9. Magellan handshake update. Adapt magellan to submit device data without
   an xname primary key; receive a TypeID back; annotate with properties.xname.
   Follow-on RFD for the full interface spec.
10. TPM identity storage ([RFD] TPM Enrollment and secure secret delivery #40). Store tpm.idevid_cert and related fields
    in properties.
11. Lifecycle state machine ([RFD] Node Lifecycle State Machine #91). Implement with state keyed on TypeID, not
    xname.
12. Idempotent PATCH semantics (smd [RFD] API Tagging #79 equivalent). Implement in
    inventory-service.
13. Virtual and hybrid device types (smd [FEATURE] query multiple xnames under the same http request #71 equivalent). deviceType field
    plus open prefix registry; virtual nodes use prefix node, distinguished by
    deviceType.
14. Migration tooling. Shadow mode → consumer cutover → SMD decommission.
    Coordinate shim sunset with magellan rollout progress.
15. Performance benchmarking. Verify on-par or better performance against
    SMD's production workload before promoting to default.

Related Docs / PRs

• roadmap #112 — Hardware Inventory API and Data Model (target schema; TypeID replaces bare UUID id field)
• roadmap #91 — Node Lifecycle State Machine (blocked on identity decision)
• roadmap #40 — TPM Enrollment and Secure Secret Delivery (blocked on identity decision; WIP; TypeID resolves the design fork)
• roadmap #29 — Geolocated IPs for Hot-Swappable Servers (root cause is xname-as-identity)
• roadmap #34 — Developer Guidelines (principles informing this decision)
• roadmap #121 — Profile-based Node Configuration (groups / configuration intent separation)
• roadmap #122 — Flexible Hardware Identification and Hierarchy Linking
• roadmap #123 — Multi-vendor Redfish
• roadmap #127 — OpenCHAMI-managed Templated HPC VMs
• openchami/smd
• openchami/inventory-service
• openchami/magellan · magellan #129
• openchami/fabrica
• openchami/fru-tracker
• TypeID specification
• typeid-go (Go implementation)
• RFC 9562 — UUID v7 (IETF standard underlying TypeID suffixes)

[cjh1]

remote-console service, should be added to the list of service currently using smd.

[darkmatterdawn]

First of all, what a great write-up! Well defined, thorough, well researched.

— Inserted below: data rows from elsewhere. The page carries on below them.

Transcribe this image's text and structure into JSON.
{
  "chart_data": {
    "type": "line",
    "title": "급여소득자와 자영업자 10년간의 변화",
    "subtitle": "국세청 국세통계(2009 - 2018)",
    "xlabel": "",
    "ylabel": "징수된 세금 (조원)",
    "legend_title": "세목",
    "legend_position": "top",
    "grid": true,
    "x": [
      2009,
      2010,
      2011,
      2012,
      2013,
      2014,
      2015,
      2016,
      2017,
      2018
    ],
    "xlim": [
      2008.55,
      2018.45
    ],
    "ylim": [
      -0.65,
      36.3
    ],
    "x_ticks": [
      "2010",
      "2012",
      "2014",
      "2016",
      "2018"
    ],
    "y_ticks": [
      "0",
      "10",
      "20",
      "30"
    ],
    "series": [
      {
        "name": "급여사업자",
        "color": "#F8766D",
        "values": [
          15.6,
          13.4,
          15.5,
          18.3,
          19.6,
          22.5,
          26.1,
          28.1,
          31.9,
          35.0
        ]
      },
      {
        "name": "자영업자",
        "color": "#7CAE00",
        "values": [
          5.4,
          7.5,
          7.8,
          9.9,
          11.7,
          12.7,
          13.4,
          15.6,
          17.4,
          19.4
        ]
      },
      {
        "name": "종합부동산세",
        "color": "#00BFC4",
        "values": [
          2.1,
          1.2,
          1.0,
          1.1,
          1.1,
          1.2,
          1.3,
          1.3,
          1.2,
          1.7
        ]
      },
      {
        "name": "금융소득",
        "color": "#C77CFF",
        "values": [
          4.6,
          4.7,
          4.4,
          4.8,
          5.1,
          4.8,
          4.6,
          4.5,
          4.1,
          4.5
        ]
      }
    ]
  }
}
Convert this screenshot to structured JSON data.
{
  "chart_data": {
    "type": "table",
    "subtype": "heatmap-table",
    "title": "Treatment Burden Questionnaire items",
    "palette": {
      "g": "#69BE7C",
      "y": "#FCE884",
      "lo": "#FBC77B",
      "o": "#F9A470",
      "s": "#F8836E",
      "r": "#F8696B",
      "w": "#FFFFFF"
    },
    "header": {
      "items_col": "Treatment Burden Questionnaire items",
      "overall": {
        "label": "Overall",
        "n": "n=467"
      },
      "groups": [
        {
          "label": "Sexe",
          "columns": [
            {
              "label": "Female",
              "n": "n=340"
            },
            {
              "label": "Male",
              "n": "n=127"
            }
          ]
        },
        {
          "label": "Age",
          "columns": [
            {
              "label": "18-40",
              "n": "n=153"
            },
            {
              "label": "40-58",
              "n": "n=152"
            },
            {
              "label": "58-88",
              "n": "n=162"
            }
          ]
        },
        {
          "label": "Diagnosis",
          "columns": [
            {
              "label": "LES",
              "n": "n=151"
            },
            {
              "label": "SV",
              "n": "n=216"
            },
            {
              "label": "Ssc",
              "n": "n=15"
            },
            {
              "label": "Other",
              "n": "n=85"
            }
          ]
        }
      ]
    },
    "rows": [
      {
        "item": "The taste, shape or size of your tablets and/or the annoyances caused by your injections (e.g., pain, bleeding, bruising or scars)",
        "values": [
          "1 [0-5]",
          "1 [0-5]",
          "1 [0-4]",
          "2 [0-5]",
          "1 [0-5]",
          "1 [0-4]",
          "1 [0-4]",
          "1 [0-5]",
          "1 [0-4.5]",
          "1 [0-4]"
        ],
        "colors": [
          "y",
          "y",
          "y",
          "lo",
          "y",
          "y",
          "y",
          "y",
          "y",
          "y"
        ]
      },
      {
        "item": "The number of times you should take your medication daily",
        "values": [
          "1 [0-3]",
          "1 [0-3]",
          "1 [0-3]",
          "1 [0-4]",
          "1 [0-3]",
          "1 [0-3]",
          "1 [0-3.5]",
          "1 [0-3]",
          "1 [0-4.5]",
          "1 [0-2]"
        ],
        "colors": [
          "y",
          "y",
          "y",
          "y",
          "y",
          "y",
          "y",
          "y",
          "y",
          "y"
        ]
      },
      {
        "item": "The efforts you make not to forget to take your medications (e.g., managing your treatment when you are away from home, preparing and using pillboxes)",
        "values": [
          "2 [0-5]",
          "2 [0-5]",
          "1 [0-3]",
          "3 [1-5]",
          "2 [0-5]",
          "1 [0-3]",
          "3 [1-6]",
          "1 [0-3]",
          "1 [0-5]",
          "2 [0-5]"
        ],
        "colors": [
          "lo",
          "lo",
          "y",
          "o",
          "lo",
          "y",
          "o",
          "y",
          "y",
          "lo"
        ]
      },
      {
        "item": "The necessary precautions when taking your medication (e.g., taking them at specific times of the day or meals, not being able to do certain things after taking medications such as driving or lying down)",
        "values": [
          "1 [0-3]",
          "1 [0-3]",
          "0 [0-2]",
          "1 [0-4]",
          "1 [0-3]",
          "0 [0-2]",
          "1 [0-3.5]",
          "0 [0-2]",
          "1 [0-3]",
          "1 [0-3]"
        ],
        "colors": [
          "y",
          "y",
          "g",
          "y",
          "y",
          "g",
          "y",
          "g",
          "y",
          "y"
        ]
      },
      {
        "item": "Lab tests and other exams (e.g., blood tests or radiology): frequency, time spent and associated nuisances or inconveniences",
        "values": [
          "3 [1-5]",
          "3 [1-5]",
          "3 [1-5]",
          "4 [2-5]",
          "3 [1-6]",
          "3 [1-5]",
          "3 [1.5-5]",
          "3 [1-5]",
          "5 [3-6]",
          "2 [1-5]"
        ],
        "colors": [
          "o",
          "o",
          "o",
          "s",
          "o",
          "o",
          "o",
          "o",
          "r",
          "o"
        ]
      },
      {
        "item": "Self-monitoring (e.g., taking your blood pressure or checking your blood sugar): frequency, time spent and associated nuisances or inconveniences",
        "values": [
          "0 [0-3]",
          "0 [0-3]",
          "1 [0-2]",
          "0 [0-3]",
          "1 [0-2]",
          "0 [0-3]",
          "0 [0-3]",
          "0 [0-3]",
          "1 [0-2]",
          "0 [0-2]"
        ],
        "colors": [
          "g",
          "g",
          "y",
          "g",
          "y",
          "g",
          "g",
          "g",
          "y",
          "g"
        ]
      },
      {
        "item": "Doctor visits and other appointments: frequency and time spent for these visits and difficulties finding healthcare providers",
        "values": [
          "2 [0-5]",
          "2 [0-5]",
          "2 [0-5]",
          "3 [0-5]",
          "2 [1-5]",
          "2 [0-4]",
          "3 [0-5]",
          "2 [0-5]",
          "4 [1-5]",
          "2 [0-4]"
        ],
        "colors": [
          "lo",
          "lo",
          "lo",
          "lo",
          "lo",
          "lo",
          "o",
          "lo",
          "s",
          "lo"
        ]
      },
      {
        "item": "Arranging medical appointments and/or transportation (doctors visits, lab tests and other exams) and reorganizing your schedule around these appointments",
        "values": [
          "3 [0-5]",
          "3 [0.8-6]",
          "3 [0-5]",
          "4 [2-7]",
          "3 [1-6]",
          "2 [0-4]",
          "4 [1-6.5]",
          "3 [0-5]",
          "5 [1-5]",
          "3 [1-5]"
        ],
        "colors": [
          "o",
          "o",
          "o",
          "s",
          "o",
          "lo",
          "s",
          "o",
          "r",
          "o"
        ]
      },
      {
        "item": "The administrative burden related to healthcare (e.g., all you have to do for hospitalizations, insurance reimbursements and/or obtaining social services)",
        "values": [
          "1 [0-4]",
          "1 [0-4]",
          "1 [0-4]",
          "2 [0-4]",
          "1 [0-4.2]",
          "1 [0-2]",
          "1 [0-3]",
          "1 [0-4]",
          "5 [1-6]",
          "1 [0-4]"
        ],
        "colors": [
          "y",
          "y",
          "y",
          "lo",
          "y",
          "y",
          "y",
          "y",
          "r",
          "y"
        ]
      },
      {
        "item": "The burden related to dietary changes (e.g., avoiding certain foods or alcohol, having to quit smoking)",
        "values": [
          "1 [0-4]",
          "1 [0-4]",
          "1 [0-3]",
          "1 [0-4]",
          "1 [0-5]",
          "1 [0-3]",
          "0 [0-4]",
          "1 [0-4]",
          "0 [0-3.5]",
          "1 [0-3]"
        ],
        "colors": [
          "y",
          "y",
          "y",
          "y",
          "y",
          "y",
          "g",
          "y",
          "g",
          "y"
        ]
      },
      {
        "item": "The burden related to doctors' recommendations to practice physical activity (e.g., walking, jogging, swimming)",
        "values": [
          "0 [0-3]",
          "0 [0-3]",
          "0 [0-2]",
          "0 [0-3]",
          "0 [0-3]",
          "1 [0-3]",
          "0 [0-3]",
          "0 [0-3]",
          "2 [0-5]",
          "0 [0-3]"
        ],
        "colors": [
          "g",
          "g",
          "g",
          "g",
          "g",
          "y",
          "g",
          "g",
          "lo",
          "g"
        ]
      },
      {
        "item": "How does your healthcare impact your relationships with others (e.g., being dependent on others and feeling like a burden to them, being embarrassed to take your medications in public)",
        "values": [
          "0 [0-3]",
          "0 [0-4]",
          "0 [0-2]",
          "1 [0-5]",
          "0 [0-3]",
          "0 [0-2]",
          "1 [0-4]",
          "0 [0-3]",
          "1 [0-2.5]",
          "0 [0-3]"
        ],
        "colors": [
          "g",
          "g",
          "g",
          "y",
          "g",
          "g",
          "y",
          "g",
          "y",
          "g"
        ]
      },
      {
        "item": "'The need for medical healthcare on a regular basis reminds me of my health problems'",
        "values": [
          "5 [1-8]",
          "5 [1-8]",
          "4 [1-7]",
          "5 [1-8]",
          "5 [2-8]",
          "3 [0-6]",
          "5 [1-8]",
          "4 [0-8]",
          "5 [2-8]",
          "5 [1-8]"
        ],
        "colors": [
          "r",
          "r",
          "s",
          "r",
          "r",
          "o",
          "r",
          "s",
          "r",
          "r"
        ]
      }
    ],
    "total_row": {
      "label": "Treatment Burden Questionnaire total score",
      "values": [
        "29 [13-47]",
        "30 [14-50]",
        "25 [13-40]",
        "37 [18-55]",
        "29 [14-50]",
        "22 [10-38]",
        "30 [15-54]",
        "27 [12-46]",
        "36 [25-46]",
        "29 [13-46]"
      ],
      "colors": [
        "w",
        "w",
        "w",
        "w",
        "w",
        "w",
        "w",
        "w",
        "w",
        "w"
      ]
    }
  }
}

I see and completely support the necessity to move away from xnames as primary keys. If that requires a break in backward compatability, so be it - but then rather sooner than later.

What I struggle with is TypeID. Advantageous as it is technically, I can see a lot of problems for each and every interaction that involves a human actor.
Though I have no better suggestions that would fulfill the requirements stated.

[alexlovelltroy]

What I struggle with is TypeID. Advantageous as it is technically, I can see a lot of problems for each and every interaction that involves a human actor.

Can you elaborate? I see TypeID as more human-friendly than bare uuids while still giving us uniqueness.